I will not play a religious freak.
But did I not enjoy the GTA games? As a movie, yes. I played them as watching a movie. Perhaps that may have been the idea and I am just wrong in thinking you have to be the character. But it was one of those movies were you do not care if the hero dies, and perhaps even cheer as he buys the farm. The anti-hero if you like.
I am quite certain that people who want "blacks" in video games do not want them ala GTA. Or maybe they do.
Am I just an idiot for wanting to play a character I can agree with? Just ask your average male to play a homosexual. Lesbian? SURE, but MALE homosexual. EEEEEEK!
It is offcourse typical that the article talks about blacks when there are so many more races and for that matter many more underrepresented groups. When was the last time you played a lesbian jewish asian hermaphrodite. Oh, yeah, last week. God I love NWN2.

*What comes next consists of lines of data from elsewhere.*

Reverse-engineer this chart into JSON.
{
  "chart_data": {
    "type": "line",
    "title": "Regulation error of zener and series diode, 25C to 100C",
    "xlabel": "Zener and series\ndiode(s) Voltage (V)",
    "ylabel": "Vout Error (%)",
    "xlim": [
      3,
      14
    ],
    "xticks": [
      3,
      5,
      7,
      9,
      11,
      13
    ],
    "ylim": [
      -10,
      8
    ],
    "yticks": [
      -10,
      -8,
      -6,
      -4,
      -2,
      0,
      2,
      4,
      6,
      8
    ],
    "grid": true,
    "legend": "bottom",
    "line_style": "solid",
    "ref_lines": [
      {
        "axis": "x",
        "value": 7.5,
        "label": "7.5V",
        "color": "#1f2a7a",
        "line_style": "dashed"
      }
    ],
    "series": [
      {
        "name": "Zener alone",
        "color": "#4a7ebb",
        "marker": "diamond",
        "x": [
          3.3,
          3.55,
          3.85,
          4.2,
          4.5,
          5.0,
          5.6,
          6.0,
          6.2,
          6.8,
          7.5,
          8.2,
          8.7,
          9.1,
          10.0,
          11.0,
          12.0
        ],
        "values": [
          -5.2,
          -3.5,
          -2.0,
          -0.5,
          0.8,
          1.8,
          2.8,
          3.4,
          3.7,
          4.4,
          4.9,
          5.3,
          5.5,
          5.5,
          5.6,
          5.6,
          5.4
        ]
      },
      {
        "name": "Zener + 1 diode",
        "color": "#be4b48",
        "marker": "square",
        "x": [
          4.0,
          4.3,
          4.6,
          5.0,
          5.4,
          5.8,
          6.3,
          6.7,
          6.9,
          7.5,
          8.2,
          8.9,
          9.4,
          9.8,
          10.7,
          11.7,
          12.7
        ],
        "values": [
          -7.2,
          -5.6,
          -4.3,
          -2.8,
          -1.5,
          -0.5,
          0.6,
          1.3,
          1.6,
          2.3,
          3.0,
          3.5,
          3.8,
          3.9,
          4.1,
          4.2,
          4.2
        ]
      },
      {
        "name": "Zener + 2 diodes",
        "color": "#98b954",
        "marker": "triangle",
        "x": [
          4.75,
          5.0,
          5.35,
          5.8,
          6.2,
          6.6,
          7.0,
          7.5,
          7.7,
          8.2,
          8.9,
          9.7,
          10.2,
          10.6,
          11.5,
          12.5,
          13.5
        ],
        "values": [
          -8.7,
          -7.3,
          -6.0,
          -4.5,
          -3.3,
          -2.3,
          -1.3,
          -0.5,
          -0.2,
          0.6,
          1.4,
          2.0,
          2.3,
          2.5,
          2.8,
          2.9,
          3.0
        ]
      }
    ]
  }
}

Deus EX (both versions) gave you a choice of skin color (but not sex)allowing you to choose your race. Provided you wanted to play from a small selection of the genetic variation of either africa, europe or asia. For instance, no aboriginals or indians etc etc.
It also made the barest of impact on the game. So why was it there? The apperance of PC correctness as you say. Keep it.
Do I care about race in a game, no, it is just a skin. But the person I am supposed to be in that game got to be something I can indentify with. That I cannot identify with the black gangmember in GTA has nothing to do with his race. If the game had been set in japan with an asian gangmember it would not have connected for me either.
it is WHAT the character does that matters, not wich texturemap has been applied. Mmmm, perhaps actions should be more important then apperances in games. Nah, if that worked we would have it in real life already.
MMO Quests are like orgasms:
You may solo them, I prefer them in a group.